Thousands of people then worked at the site to ensure its continuing safety, but the atmosphere was eerily quiet. All the time the great hulk of the reactor building's temporary shelter loomed as a haunting reminder of the heroic response to the disaster and its terrible consequences.
Within weeks of the April 1986 explosive destruction of reactor number four, Soviet engineers began work on the building’s enclosing "sarcophagus," completing it later that year with 400,000 metric tons of concrete and 7,000 metric tons of steelwork.
Of some 200,000 people who worked at the Chernobyl site after the accident, 90,000 were involved in the shelter's construction, according to the operator. Around 50 later reportedly died through radiation exposure. Many thousands more deaths were estimated over the wider region.
I had covered the Chernobyl disaster from London for nearly six years after the disaster when plans for the sarcophagus emerged.
Numerous studies and conferences followed, leading to the 2007 contract with the French-led Novarka joint venture to build a 150-m-long steelwork vault to span 257 m and rise 105 m. It was built at one side of the reactor building and slid over the sarcophagus in 2016.
At the time of my visit, Novarka was only just beginning to set up and the existing management team took me though the safety procedures. While that involved rigorous technical safeguards, the advice to keep off potentially radioactive grass made the greatest impact.
Hearing about the reactor building’s uncertain condition and viewing its darkened interiors occupied most of the visit. But it was peripheral activities that brought home the scale of the disaster.
Walking alone with my guide through the nearby town of Pripyat, signs of the hasty evacuation by some 40,000 residents confronted us. Discarded toys, a rusting Ferris wheel and abandoned preparations for a children's festival stood among buildings threaded with spreading vegetation.

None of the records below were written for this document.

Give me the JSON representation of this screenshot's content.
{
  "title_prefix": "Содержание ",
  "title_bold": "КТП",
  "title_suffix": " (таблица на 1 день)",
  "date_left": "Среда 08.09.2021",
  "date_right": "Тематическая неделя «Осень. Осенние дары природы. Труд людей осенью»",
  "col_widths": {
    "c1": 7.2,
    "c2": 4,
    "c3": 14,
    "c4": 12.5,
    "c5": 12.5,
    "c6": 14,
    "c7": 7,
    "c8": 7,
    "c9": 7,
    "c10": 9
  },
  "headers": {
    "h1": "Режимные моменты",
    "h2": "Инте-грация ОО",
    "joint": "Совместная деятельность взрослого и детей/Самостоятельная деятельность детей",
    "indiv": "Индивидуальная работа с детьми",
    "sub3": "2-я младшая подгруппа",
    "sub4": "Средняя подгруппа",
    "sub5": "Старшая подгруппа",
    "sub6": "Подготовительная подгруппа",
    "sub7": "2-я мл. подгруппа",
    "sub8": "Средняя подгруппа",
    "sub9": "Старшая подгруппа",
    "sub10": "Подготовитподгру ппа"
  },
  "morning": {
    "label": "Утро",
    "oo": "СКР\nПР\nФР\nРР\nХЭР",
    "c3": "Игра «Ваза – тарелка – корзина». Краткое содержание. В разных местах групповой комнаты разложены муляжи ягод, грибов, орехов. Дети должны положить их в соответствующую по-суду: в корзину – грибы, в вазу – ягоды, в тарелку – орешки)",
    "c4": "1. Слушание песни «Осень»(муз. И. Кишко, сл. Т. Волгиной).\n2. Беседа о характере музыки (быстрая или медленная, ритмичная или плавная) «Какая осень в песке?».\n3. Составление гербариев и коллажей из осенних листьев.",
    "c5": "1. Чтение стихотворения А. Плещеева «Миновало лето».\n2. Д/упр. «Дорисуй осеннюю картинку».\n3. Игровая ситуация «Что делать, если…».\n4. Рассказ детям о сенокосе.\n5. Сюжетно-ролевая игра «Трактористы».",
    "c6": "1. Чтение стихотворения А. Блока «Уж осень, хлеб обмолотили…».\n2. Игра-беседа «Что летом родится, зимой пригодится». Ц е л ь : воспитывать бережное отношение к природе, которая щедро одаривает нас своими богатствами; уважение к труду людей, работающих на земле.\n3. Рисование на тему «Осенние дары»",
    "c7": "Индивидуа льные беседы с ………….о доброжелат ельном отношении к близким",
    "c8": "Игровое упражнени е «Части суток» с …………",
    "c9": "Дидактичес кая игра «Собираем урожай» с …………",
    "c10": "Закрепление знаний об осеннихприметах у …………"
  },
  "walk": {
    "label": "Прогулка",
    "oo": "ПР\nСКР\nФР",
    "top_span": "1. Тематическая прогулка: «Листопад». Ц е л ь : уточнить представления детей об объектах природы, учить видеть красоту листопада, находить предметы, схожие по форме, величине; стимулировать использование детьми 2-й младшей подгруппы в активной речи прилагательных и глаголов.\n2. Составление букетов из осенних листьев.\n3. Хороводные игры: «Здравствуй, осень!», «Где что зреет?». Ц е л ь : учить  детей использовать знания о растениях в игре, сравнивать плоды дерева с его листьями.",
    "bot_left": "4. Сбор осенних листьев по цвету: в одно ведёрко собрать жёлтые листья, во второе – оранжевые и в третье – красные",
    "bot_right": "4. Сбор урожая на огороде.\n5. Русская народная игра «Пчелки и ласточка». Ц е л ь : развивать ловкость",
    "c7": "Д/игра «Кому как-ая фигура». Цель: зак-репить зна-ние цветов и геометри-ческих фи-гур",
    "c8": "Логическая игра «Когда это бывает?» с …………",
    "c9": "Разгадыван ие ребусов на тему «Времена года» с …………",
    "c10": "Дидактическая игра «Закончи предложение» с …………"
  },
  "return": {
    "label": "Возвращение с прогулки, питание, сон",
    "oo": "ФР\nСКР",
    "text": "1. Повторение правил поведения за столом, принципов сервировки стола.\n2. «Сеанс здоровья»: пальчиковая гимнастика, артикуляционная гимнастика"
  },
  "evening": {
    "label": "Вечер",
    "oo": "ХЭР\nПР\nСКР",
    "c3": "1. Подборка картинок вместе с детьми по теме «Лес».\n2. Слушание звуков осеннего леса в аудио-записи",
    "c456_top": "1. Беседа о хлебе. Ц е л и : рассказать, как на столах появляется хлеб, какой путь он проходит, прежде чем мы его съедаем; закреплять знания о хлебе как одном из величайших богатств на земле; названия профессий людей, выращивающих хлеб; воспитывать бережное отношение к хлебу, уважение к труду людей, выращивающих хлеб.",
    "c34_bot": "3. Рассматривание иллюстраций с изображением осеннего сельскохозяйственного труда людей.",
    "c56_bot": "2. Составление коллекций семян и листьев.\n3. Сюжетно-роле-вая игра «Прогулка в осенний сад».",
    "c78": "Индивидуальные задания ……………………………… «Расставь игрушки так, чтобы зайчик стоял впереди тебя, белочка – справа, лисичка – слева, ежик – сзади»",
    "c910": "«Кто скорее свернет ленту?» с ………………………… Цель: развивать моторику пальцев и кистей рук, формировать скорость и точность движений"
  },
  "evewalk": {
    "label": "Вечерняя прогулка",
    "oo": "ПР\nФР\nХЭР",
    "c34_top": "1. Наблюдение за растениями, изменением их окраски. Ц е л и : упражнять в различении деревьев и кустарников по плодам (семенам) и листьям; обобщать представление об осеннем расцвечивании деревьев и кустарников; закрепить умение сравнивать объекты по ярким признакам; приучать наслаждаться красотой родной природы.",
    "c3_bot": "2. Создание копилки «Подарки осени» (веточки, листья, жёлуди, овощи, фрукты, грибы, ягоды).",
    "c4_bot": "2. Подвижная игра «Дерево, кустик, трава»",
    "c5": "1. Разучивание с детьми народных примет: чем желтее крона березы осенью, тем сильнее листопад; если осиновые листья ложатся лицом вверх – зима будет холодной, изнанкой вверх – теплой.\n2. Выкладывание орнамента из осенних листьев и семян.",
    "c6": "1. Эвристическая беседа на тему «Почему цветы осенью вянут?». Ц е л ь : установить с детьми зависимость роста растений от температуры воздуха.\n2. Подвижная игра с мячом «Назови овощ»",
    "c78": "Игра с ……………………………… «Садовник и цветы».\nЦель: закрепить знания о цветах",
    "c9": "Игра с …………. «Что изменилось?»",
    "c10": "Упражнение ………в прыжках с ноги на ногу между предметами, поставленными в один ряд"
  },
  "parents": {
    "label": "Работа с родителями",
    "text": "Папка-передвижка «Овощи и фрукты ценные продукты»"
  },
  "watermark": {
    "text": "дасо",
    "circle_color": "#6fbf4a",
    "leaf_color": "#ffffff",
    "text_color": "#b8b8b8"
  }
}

At the end of my visit's first day, we all boarded a train for the 55-km journey to Slavutych, where the workforce lived. We passed through a large, wooded exclusion zone, which had become dangerously contaminated.
Older people, less concerned about long-term effects of radiation, were moving back in, I was told. Colonies of wolves, boars and even bears also were said to be thriving in the human-free zone.
In an optimistic footnote, those Chernobyl wolves are developing resistance to cancer, according to new findings published this year by researcher Cara Love at Princeton University's Dept. of Ecology & Evolutionary Biology.